Он понял, что лежит с открытыми глазами и, словно в продолжение сна, таращится в окружающую его сплошную темень. Рядом мирно посапывала Татьяна. Олег нащупал язычок молнии, слега потянул его вниз, осторожно высвободил из спальника левую руку, поднес запястье к лицу. Светящиеся стрелки показывали половину девятого – очень поздно в условиях любого, тем более – зимнего похода, где всегда принято рано ложиться и вставать. Они спят слишком долго, но не это поразило его еще не стряхнувшее сон сознание. В это время уже должно быть светло, даже в пасмурное утро стенки палатки пропускают достаточно света, чтобы без проблем различать окружающие предметы.

Олег рывком расстегнул спальник до конца, резко сел. Потревоженная Татьяна что-то сонно пробормотала, переворачиваясь на другой бок. Напрягая зрение, он таращился в темноту, безуспешно стараясь разглядеть в ней хоть малейший просвет, хоть намек на пробивающийся снаружи свет. Он медленно вытянул вперед руку. Пальцы коснулись холодного и чуть сырого материала. Не в состоянии больше сдерживать подступающую панику, он сжал кулак и сильно ударил в стенку палатки. Послышался протяжный шорох, и он увидел, наконец, узкую полоску сумрачного серого света. Через секунду он уже все понял, но не смог остановится и еще несколько раз резко хлопнул по стенке ладонью, и каждый хлопок сопровождался шорохом съезжающих по внешнему тенту пластов снега, и в палатке становилось все светлее.

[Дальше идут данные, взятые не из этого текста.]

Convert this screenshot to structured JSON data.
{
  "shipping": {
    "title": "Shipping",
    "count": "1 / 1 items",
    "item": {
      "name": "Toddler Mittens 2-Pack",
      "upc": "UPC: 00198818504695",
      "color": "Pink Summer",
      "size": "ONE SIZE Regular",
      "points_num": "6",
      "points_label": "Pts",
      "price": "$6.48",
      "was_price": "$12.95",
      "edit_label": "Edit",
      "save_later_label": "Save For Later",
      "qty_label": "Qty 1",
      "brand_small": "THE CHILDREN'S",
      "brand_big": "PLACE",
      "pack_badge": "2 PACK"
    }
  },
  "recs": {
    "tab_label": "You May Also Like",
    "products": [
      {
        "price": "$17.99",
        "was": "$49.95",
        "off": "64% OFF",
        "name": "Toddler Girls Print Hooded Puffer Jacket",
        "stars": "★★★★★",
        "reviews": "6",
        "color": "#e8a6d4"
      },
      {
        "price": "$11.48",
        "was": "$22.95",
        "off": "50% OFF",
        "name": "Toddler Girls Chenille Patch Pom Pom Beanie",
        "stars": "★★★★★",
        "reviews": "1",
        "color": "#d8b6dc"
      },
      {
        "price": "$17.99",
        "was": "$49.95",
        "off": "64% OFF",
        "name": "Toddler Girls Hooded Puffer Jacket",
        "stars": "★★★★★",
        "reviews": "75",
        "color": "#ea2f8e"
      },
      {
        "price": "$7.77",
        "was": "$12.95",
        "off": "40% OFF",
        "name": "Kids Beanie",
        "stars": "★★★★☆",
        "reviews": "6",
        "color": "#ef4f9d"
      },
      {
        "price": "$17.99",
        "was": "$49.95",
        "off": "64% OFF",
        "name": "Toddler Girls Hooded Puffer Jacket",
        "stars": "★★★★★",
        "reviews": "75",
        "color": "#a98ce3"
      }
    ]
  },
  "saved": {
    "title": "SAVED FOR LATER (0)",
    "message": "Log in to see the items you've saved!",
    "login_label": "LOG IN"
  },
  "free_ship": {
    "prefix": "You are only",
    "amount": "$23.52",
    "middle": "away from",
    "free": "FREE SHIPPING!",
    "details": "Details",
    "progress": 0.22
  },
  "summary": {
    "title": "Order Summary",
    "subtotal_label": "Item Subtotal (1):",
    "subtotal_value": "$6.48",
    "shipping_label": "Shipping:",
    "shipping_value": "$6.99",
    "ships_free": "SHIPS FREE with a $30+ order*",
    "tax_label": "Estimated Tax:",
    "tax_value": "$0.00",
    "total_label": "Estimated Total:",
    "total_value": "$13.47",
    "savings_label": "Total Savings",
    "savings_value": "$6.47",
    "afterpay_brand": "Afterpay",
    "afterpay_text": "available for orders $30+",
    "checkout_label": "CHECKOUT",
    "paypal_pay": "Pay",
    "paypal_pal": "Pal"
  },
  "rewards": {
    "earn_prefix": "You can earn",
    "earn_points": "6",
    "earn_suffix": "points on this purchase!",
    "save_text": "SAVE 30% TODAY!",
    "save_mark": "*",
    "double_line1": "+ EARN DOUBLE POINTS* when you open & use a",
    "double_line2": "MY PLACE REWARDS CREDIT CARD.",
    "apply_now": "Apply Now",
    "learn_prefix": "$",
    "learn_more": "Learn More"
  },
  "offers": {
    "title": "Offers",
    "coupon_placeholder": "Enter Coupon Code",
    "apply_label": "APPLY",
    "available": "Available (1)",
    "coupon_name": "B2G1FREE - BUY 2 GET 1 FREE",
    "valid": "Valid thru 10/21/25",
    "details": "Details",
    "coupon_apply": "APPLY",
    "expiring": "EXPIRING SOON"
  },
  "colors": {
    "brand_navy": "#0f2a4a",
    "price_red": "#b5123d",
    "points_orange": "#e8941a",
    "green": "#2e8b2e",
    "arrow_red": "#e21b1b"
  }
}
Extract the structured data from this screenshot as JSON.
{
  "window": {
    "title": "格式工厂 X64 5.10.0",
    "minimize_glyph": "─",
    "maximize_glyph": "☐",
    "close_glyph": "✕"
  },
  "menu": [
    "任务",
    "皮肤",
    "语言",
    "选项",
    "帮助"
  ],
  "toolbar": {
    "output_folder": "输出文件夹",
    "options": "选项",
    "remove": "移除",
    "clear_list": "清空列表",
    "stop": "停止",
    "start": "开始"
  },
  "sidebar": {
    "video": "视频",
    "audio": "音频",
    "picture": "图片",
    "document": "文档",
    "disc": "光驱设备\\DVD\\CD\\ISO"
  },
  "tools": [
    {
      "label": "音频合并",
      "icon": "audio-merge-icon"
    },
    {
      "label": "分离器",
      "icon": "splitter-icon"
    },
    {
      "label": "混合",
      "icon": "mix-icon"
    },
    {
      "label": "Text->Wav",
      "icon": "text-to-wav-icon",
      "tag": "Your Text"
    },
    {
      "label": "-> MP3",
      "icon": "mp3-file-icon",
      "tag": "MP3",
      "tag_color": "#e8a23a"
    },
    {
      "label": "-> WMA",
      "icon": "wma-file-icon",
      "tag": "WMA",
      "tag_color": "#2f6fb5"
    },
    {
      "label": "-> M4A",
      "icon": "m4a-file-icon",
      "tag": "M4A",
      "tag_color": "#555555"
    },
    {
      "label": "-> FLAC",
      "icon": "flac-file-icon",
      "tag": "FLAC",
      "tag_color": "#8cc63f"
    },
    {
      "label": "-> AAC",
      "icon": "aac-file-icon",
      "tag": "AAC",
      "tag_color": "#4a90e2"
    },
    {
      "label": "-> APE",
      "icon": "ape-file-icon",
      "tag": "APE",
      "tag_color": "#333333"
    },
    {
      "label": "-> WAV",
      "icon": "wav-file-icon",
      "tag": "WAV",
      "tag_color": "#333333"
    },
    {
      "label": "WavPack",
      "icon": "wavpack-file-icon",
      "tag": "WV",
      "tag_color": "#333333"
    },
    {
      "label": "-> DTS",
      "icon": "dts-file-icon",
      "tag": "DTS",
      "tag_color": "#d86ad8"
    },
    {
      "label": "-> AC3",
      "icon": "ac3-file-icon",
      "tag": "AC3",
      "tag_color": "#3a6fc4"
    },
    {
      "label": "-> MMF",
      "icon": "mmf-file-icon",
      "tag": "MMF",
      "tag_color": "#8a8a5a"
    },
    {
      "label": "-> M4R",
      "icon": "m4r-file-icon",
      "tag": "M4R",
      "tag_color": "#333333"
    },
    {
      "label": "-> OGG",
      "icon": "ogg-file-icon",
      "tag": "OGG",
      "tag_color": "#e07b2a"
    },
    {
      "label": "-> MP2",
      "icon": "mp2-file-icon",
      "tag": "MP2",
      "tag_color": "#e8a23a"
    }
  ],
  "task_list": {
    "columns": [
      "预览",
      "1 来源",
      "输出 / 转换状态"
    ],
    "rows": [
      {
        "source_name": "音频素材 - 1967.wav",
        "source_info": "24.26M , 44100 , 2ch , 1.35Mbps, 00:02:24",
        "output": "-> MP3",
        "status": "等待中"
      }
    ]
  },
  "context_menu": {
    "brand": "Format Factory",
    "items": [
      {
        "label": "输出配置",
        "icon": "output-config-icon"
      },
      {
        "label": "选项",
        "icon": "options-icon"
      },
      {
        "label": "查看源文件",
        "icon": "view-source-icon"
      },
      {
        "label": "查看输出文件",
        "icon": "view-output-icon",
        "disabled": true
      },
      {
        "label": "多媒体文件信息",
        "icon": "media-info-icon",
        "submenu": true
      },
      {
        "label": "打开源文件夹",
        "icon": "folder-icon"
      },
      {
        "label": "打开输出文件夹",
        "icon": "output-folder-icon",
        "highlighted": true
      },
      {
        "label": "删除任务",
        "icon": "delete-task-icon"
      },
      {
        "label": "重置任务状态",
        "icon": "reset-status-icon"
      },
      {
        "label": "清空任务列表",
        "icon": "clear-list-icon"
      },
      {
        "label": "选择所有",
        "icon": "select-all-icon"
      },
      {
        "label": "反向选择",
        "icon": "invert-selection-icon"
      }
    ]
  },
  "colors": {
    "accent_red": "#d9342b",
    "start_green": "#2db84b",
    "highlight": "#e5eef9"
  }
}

– Э, ты чего? – услышал он удивленный голос жены.

Поворачиваясь назад, он задел носом подвешенный к потолку палатки фонарь, который все это время был в сантиметре от его лица, тупо уставился на него, потом с облегчением рассмеялся и повалился на спальник.

– Ничего. Вставать давно пора, время полдевятого. Еще откапываться придется. Завалило нас – накамлал все-таки шаман вчерашний.


Спуск с перевала по западному склону, как и ожидалось, оказался совсем несложным: они просто скользили на лыжах вниз, легко объезжая немногочисленные обрывы и места с крутым уклоном. Развить опасную скорость тут было невозможно из-за того, что лыжи очень глубоко погружались в снег, и катание доставило бы одно удовольствие, если бы не режущий ледяной ветер.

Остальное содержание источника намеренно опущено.